Did you get your idea for Withershins from a dream?

Answer

Actually, no, I didn’t. The idea came from an experience of mine when I was 18. I was hanging out with some friends, one Friday night, in a gnarled old tree that grew in the graveyard at St. Andrew’s Church. It was a very cool tree with low-lying branches that were perfect for sitting on. Anyway, we talked about all sorts of things until one of them looked at his watch and realized it was getting close to midnight. He mentioned hearing about this urban legend about running around a church at midnight, that the ritual sent the participant to the Netherworld or they met the devil, neither of which I really felt like doing. On the other hand, I didn’t want them to think I was a spoilsport, so I agreed to try it. I ran most of the three circles around the church, but chickened out before completing the last one.

When my writer’s group and I were discussing ideas for another chapbook (a self-published anthology of short stories) I told them about what I had done. One member said the ritual was called the widdershins. An editor later told me that withershins was the British term for it and since other books were already published using Widdershins, I decided to go with the British term instead. My group all agreed, it was a great idea. Then I had to figure out what would happen to my character after she completed the withershins.

Getting back to the dreams, though – once I had the idea for the story, my dreams took over and guided me onward until it was finished, with the odd trip to the library, the internet, the archives, or Lower Fort Garry itself to get the background information I needed. I would then go to bed thinking about where I had left off and by morning, I pretty much had the next five to ten pages in my mind when I sat down at the computer. There were times, though, when my dream exploratios led me to do more research because I wanted my character to do something that I needed to learn first.

I have written many other stories, though, that began as a dream, so I do rely considerably on my dreams for story ideas.

Question # 4

How long did it take you to write Withershins?

Answer

Once I decided to have Michelle go back in time, I had to pick a particular time period. I researched information about the first settlers of the Red River area, both Upper & Lower Forts, as well as St. Andrews Church, and thought it would be interesting to have Michelle go back to a time when the stone church was being built. Once the time was chosen, I had to research all the other stuff that happened around that time, along with what I wanted Michelle to learn while she was in the past. That included pioneer stuff as well as cultural and spiritual things.
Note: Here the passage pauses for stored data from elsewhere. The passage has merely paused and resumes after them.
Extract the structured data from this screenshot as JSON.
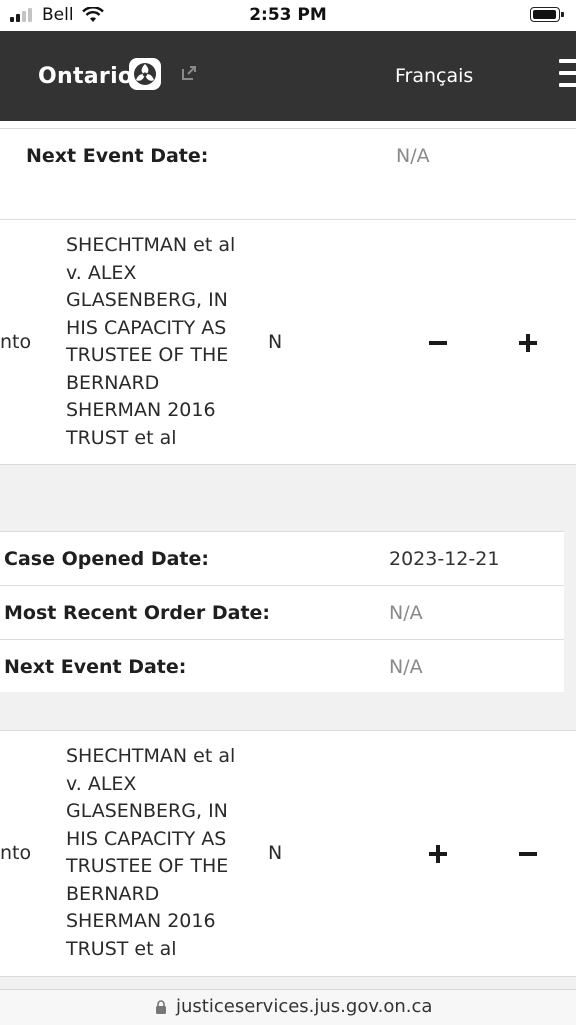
{
  "status_bar": {
    "carrier": "Bell",
    "time": "2:53 PM"
  },
  "header": {
    "logo_text": "Ontario",
    "language_link": "Français"
  },
  "top_details": {
    "next_event_label": "Next Event Date:",
    "next_event_value": "N/A"
  },
  "rows": [
    {
      "location_fragment": "nto",
      "case_name": "SHECHTMAN et al v. ALEX GLASENBERG, IN HIS CAPACITY AS TRUSTEE OF THE BERNARD SHERMAN 2016 TRUST et al",
      "flag": "N",
      "toggle_left": "−",
      "toggle_right": "+"
    },
    {
      "location_fragment": "nto",
      "case_name": "SHECHTMAN et al v. ALEX GLASENBERG, IN HIS CAPACITY AS TRUSTEE OF THE BERNARD SHERMAN 2016 TRUST et al",
      "flag": "N",
      "toggle_left": "+",
      "toggle_right": "−"
    }
  ],
  "expanded_details": {
    "case_opened_label": "Case Opened Date:",
    "case_opened_value": "2023-12-21",
    "recent_order_label": "Most Recent Order Date:",
    "recent_order_value": "N/A",
    "next_event_label": "Next Event Date:",
    "next_event_value": "N/A"
  },
  "url_bar": {
    "url": "justiceservices.jus.gov.on.ca"
  },
  "colors": {
    "header_bg": "#333333",
    "page_bg": "#f1f1f1",
    "muted_value": "#8a8a8a"
  }
}
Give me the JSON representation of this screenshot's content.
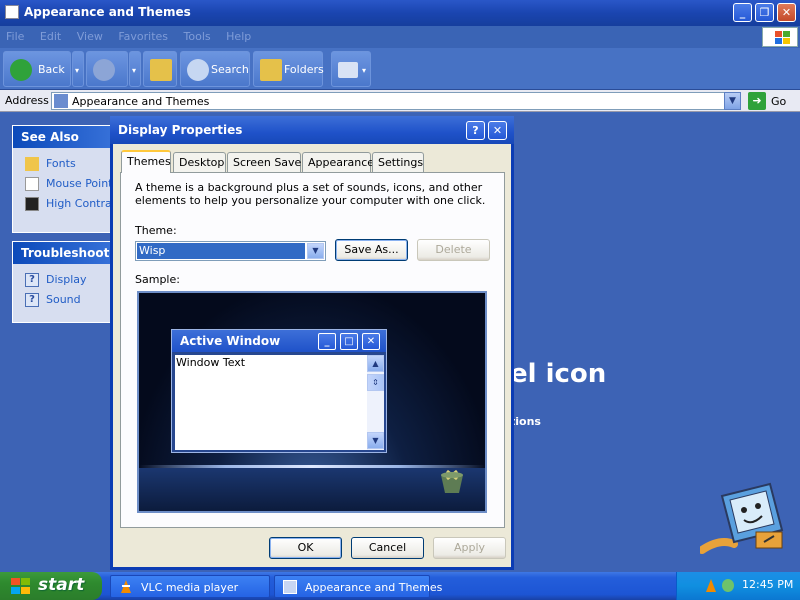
{
  "explorer": {
    "title": "Appearance and Themes",
    "menu": [
      "File",
      "Edit",
      "View",
      "Favorites",
      "Tools",
      "Help"
    ],
    "toolbar": {
      "back": "Back",
      "search": "Search",
      "folders": "Folders"
    },
    "address": {
      "label": "Address",
      "value": "Appearance and Themes",
      "go": "Go"
    },
    "see_also": {
      "header": "See Also",
      "items": [
        "Fonts",
        "Mouse Pointers",
        "High Contrast"
      ]
    },
    "troubleshooters": {
      "header": "Troubleshooters",
      "items": [
        "Display",
        "Sound"
      ]
    },
    "banner_fragment": "el icon",
    "banner_fragment2": "tions"
  },
  "dialog": {
    "title": "Display Properties",
    "help": "?",
    "close": "✕",
    "tabs": [
      "Themes",
      "Desktop",
      "Screen Saver",
      "Appearance",
      "Settings"
    ],
    "active_tab": "Themes",
    "description": "A theme is a background plus a set of sounds, icons, and other elements to help you personalize your computer with one click.",
    "theme_label": "Theme:",
    "theme_value": "Wisp",
    "save_as": "Save As...",
    "delete": "Delete",
    "sample_label": "Sample:",
    "sample": {
      "window_title": "Active Window",
      "window_text": "Window Text"
    },
    "ok": "OK",
    "cancel": "Cancel",
    "apply": "Apply"
  },
  "taskbar": {
    "start": "start",
    "items": [
      "VLC media player",
      "Appearance and Themes"
    ],
    "clock": "12:45 PM"
  },
  "colors": {
    "title_blue": "#1f52c9",
    "start_green": "#2e8a2e",
    "tray_blue": "#108fe0",
    "selection": "#316ac5"
  }
}
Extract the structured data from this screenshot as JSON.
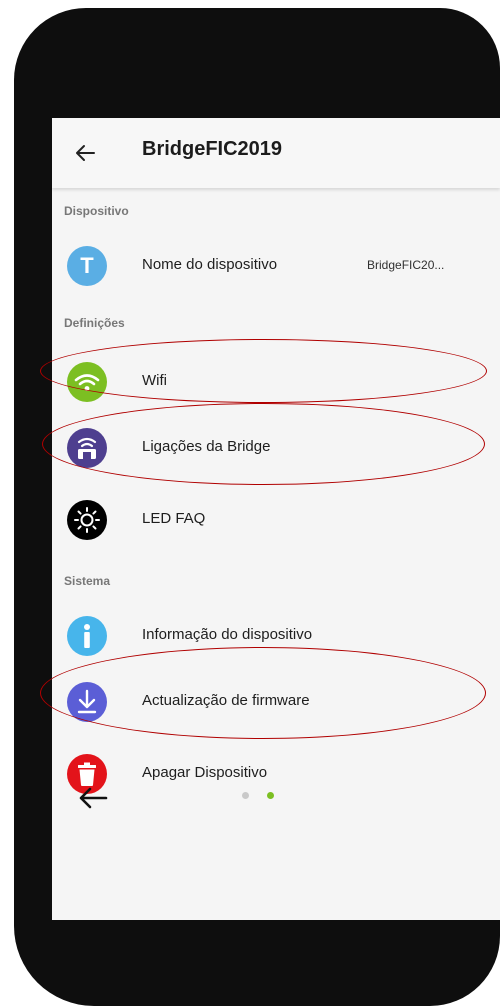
{
  "header": {
    "title": "BridgeFIC2019"
  },
  "sections": {
    "device": "Dispositivo",
    "settings": "Definições",
    "system": "Sistema"
  },
  "rows": {
    "device_name": {
      "label": "Nome do dispositivo",
      "value": "BridgeFIC20...",
      "icon": "T",
      "icon_name": "text-icon",
      "color": "#5aaee4"
    },
    "wifi": {
      "label": "Wifi",
      "icon_name": "wifi-icon",
      "color": "#7cbf22"
    },
    "bridge_links": {
      "label": "Ligações da Bridge",
      "icon_name": "bridge-router-icon",
      "color": "#4e3f8f"
    },
    "led_faq": {
      "label": "LED FAQ",
      "icon_name": "led-sun-icon",
      "color": "#000000"
    },
    "device_info": {
      "label": "Informação do dispositivo",
      "icon": "i",
      "icon_name": "info-icon",
      "color": "#47b5eb"
    },
    "firmware_update": {
      "label": "Actualização de firmware",
      "icon_name": "download-icon",
      "color": "#5b5ed6"
    },
    "delete_device": {
      "label": "Apagar Dispositivo",
      "icon_name": "trash-icon",
      "color": "#e3131a"
    }
  },
  "pager": {
    "pages": 2,
    "active_page": 2,
    "active_color": "#7cbf22",
    "inactive_color": "#c9c9c9"
  },
  "annotation_color": "#b00000"
}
I suppose, between all the research I did and all the time I spent trying to work the research into my story, it took about a year to write and re-write (and re-write and re-write, etc.) until I felt the manuscript was ready to send to a publisher.

Well, I think I will stop here. In the archives, you will find my posts on my characters, setting development, and my publishing experience. If you are interested in any of those things, feel free to browse. If you are looking for stories to read, my other pages will give you a taste of what kinds of things I write. If there are any pieces that you would like me to add to, such as My Fan Fiction or Unfinished Work or if you would like to read more of My Short Stories, feel free to mention this in the Comments box. I will be happy to oblige. I only wish I could figure out how to condense the stories so you don’t have to scroll through pages and pages to get to the next part. If anyone has any suggestions on how to do that, please let me know!